With December comes the holidays and with the holidays comes Christmas music and Christmas movies.
I’ve got my favorite Christmas movies just like everyone else, drawing from the classics as well as some stuff that is seen less often.
I like the TV classics as much as anyone else. A Charlie Brown Christmas, Ruldoph the Red-Nosed Reindeer, and Frosty the Snowman are all films I like rewatching, I just don’t like them as much as my favorites.
And my favorites are:
Every Christmas Eve my family would sit down and watch It’s a Wonderful Life together. My mother continued the tradition after my parents divorced.
We usually watched the movie at home on VHS but my mom took me to the Christmas Eve showing of it at the Stanford Theatre once. Watching the uplifting movie in the theater was just as heartwarming as it always was before. I think the most important part of enjoying this film is watching it not just with other people, but with your family.
It’s funny that my mom was the one to continue the tradition because she could never watch the whole film. My mother would always leave the room during the scene where Mr. Potter steals the money from Uncle Billy. She just couldn’t stand that level of personalized evil.
I loved this movie as I was growing up. My dad and I have always been big pals and The Santa Clause is all about the father-son relationship between Scott and Charlie.
As a teenager I started hating the movie. Maybe I changed my mind because of the divorced parents in it or maybe because the holiday message is as subtle as a sledgehammer on an icy pond.
When we started dating my wife mentioned that it was one of her favorite Christmas movies. It took her awhile to convince me to give it a try again, but once I did I found I liked it once more.
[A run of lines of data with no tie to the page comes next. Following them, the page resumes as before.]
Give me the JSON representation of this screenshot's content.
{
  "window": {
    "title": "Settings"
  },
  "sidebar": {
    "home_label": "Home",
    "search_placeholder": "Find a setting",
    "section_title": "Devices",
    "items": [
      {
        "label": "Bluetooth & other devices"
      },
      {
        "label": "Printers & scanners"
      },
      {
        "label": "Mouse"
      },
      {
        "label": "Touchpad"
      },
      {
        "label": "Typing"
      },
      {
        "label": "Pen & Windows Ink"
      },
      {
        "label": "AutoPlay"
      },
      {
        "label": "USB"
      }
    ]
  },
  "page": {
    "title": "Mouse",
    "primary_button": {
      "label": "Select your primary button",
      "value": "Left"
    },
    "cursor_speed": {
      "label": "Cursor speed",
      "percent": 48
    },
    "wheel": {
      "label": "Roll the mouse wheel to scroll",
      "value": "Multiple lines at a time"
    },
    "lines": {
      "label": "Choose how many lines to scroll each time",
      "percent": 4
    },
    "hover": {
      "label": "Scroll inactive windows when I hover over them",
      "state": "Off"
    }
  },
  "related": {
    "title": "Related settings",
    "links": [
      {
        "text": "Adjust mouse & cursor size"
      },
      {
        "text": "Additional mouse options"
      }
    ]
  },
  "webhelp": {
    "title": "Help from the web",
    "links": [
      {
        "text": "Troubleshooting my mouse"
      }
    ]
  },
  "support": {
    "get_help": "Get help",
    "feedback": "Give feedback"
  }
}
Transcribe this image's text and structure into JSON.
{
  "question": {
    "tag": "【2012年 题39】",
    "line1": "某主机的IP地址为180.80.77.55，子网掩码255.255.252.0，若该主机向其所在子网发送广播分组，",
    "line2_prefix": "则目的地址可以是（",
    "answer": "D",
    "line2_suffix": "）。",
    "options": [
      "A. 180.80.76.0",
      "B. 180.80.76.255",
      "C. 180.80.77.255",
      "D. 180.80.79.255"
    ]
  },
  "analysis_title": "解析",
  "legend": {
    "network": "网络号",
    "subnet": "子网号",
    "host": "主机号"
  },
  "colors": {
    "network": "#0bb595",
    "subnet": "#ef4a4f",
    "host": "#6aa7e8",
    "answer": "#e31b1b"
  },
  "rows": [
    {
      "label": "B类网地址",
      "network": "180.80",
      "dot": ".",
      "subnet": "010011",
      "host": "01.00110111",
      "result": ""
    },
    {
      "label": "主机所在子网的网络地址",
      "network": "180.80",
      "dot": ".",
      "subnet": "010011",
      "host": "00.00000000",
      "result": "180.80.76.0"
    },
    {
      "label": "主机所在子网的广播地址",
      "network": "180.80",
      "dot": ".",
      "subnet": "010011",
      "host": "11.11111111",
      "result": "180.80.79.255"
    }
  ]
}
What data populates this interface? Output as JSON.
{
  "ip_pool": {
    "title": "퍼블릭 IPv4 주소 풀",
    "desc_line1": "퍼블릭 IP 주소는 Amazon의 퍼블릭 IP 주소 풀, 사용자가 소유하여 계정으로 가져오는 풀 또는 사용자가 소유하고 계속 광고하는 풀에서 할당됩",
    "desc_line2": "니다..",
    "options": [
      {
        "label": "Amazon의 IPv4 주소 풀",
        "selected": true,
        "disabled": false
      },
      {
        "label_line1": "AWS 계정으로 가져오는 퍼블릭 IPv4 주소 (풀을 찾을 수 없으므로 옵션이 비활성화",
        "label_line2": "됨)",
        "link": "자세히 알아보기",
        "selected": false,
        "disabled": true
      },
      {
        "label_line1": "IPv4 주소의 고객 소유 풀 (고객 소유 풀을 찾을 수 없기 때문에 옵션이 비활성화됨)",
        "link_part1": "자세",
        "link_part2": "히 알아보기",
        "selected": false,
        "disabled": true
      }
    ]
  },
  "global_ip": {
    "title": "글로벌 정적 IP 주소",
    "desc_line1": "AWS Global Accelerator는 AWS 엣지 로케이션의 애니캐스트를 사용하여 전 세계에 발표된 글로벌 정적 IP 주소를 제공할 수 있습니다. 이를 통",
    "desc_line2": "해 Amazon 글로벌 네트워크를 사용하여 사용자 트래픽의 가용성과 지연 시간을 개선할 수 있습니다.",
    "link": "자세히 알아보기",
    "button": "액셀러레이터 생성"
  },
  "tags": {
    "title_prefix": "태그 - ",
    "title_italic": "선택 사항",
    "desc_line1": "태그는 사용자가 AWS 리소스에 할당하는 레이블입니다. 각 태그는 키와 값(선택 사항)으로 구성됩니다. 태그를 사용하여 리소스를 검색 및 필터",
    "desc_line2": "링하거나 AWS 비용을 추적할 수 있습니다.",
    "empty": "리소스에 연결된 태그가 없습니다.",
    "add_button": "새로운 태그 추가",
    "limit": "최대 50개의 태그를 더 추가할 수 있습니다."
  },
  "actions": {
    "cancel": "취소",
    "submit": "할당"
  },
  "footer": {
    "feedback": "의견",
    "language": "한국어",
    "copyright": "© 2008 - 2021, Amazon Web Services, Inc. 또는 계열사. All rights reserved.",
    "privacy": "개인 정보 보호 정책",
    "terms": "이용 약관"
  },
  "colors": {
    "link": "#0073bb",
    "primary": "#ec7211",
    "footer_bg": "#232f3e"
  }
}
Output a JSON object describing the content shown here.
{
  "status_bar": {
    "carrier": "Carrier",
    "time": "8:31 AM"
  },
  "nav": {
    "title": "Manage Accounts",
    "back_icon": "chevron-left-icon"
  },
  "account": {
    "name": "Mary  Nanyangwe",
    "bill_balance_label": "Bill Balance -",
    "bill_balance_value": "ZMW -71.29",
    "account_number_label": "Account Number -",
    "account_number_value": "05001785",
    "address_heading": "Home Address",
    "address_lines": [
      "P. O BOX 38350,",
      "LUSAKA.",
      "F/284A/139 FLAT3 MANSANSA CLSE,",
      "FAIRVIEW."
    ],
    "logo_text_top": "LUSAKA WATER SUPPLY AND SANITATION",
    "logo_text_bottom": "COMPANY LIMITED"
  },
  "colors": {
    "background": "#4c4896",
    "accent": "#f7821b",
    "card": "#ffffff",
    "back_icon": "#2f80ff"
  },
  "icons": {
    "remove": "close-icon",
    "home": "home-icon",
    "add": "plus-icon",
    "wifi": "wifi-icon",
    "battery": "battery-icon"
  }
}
Great movie!
This is the one on my list that many people may not have heard of. It doesn’t show on TV in the USA much because it was written and produced by British people. The Snowman is an animated short based off of a children’s book of the same name.
In The Snowman a little boy makes a snowman. He falls asleep and wakes up in the middle of the night to see the snowman has come alive. He takes the snowman on a tour of his house, playing with toys, and dressing up in his parents’ clothes while they sleep. The snowman then takes the boy on a flight over the ocean to the North Pole. They meet Santa there and the boy receives a scarf as a gift. The snowman and the boy return to his home and he goes to sleep while the snowman returns to his standing position outside the house.
In the morning the boy wakes up and rushes downstairs to see if the snowman is still there. He finds a melted pile of slush where the snowman once stood. Teary eyed he reaches into his pocket for the scarf from Santa. I never remember if he finds Santa’s scarf or his own scarf that he’d had earlier.
The Snowman is told solely through animation. None of the characters speak except for a brief intro and a song played over the animation as they fly through the air.
This was my mother’s favorite Christmas film. I didn’t like the wordless storytelling method while she was alive, but since she passed away it’s appealed to me more. Plus, I get a cathartic feeling of loss when the boy loses the snowman. I can’t watch this movie with my mom anymore, but I can watch it and remember what it was like watching it with her when I was a kid.
Bit of a downer note to end on. Stay warm and drink hot chocolate!